The play is described as “a powerful and resonant study in dislocation, denial, abandonment and the guilt of survival through one woman’s journey” as part of the Kindertransport, the separation of 10,000 European Jewish children from their families so that they could be transported to Great Britain to escape the Holocaust.

Sitzer said that following performances of Kindertransport, “we will not only have local St. Louis Holocaust survivors who were actually part of the Kindertransport, but also psychologists and psychiatrists discussing the many issues of family separation, issues of abandonment and guilt which resulted from that traumatic but necessary experience.”

Sitzer added that NJT “strives to have a mix of lighter fare along with more serious and even controversial themes” among the plays it presents each season.

The third production is the riveting and challenging Cherry Docs, by David Gow, which will be presented Jan. 23-Feb. 10.

The play is described as “the harrowing story of the neo-Nazi skinhead perpetrator of a vicious hate crime, and his defense by a Jewish attorney.” The play was transformed into a film, re-titled Steel Toes, which opened the 2007 Jewish Film Festival in St. Louis, and which had been presented as a dramatic reading in several settings by NJT in 1999, two at the NJT, two at Washington University’s A. E. Hotchner Studio Theatre and a special reading at the St. Louis County Juvenile Center in Clayton.
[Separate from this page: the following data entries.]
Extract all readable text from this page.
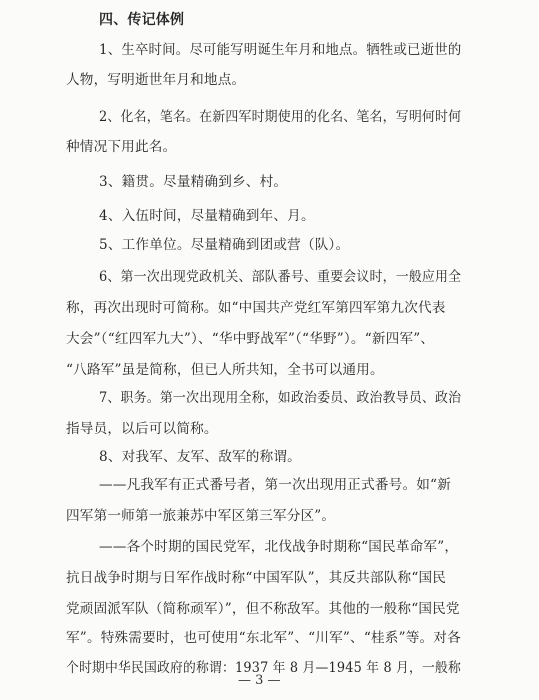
四、传记体例
1、生卒时间。尽可能写明诞生年月和地点。牺牲或已逝世的
人物，写明逝世年月和地点。
2、化名，笔名。在新四军时期使用的化名、笔名，写明何时何
种情况下用此名。
3、籍贯。尽量精确到乡、村。
4、入伍时间，尽量精确到年、月。
5、工作单位。尽量精确到团或营（队）。
6、第一次出现党政机关、部队番号、重要会议时，一般应用全
称，再次出现时可简称。如“中国共产党红军第四军第九次代表
大会”（“红四军九大”）、“华中野战军”（“华野”）。“新四军”、
“八路军”虽是简称，但已人所共知，全书可以通用。
7、职务。第一次出现用全称，如政治委员、政治教导员、政治
指导员，以后可以简称。
8、对我军、友军、敌军的称谓。
——凡我军有正式番号者，第一次出现用正式番号。如“新
四军第一师第一旅兼苏中军区第三军分区”。
——各个时期的国民党军，北伐战争时期称“国民革命军”，
抗日战争时期与日军作战时称“中国军队”，其反共部队称“国民
党顽固派军队（简称顽军）”，但不称敌军。其他的一般称“国民党
军”。特殊需要时，也可使用“东北军”、“川军”、“桂系”等。对各
个时期中华民国政府的称谓：1937 年 8 月—1945 年 8 月，一般称
— 3 —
“We feel that it is the right time for NJT to present the play as a finished production,” said Sitzer who said that she personally believes that the play is better than the highly acclaimed film version.

Shifting gears sharply after the serious Kindertransport and Cherry Docs, NJT will next present a relatively new work, Bluish, by Janece Shaffer, from March 19-April 6.

The play is described as “a tender, funny and romantic work that explores the tricky balancing of love, faith and loyalty, providing a provocative cultural commentary.” Sitzer said that the play takes place in Atlanta, the playwright’s home city, where it was first produced to very positive reviews.

“The play is about a Southern Jewish family; the son is engaged to a very WASP-ish young woman, who discovers through a medical test that her birth mother was Jewish,” Sitzer told the Jewish Light. “The young man, who is a TV sports announcer keeps moving away from his Jewish roots, while his seemingly WASP-ish fiancee becomes more and more interested in her Jewish background, providing an interesting dramatic and humorous tension to the play.”

The season, which begins with a comedy by Neil Simon, ends with another comedic work, The Tale of the Allergist’s Wife, by Charles Busch, May 12-June 1, described as “an intelligently funny and satirically written story of mid-life malaise on New York’s Upper West Side, and a modern parable.”

The play appeared several seasons ago at The Fox Theatre starring Valerie Harper in the lead role.

The play’s main character is Marjorie Taub, described in the play as “an attractive, stylish woman,” who speaks in “a somewhat studied manner….a New York accent with a strange overlay of affected theatricality.”

“Marjorie is in a kind of depressed funk, when a friend from her past visits her,” Sitzer said.

“The experience invigorates and transforms Marjorie in a positive way as the action unfolds on the stage. We wanted to book-end our more serious productions with comedic fare with Neil Simon’s Broadway Bound to start, and The Tale of the Allergist’s Wife to complete our busiest season ever. We can’t wait to get started, and look forward to presenting our very loyal audiences with a season they can all truly enjoy and treasure,” Sitzer said.